At present, physicians remain the holders of ethical and legal responsibility for diagnostic decisions, and in many settings, for the clinical work of those they supervise or to whom they delegate. That arrangement is neither grievance nor privilege. It is the current architecture of care.
As therapeutic roles expand within defined domains, the issue is not whether other clinicians practice capably. Many do. The issue is whether systems preserve clarity around diagnostic authority when uncertainty exceeds protocol. When accountability becomes diffuse, patients feel it, often before policy committees do. Patients deserve to know who is responsible, not in theory, but in practice.
Task equivalence versus integrative leadership
Clarity strengthens teams. It does not diminish them. Teams function best when roles are distinct, transparent, and aligned with developmental preparation.
Discussions of parity often focus on task equivalence. Task equivalence within defined domains can be real and appropriate. But task equivalence is not the same as preparation for bearing integrative diagnostic responsibility under sustained ambiguity. Complex care requires integrative leadership, not because other team members lack expertise, but because synthesis cannot be ownerless.

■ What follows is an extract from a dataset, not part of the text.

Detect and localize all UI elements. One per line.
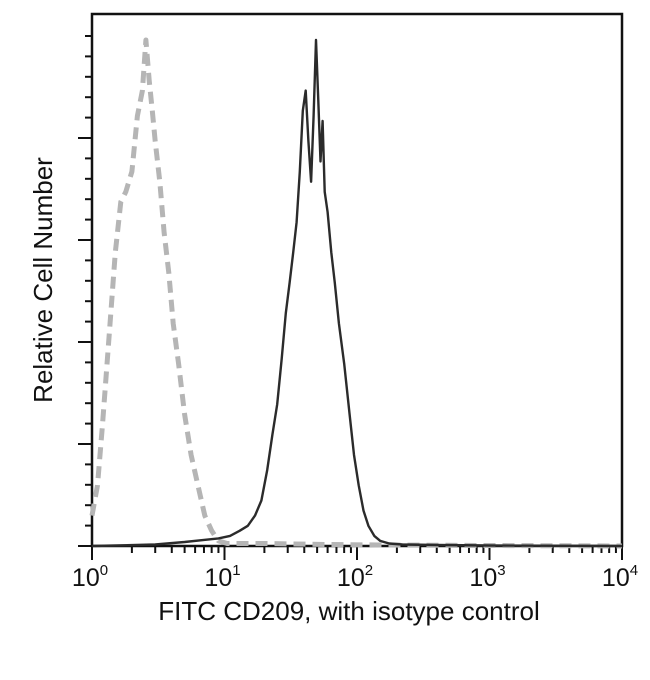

Modern health systems reward measurable endpoints and rapid throughput. Yet outcomes are often shaped long before a dashboard reflects them, in the quiet cognitive work of pattern recognition, anticipation, and accountability.
This is not a call to restrict roles. It is a call to restore clarity for the sake of patients, and for the integrity of those who serve them. It is stewardship.
Gus W. Krucke is an internal medicine physician.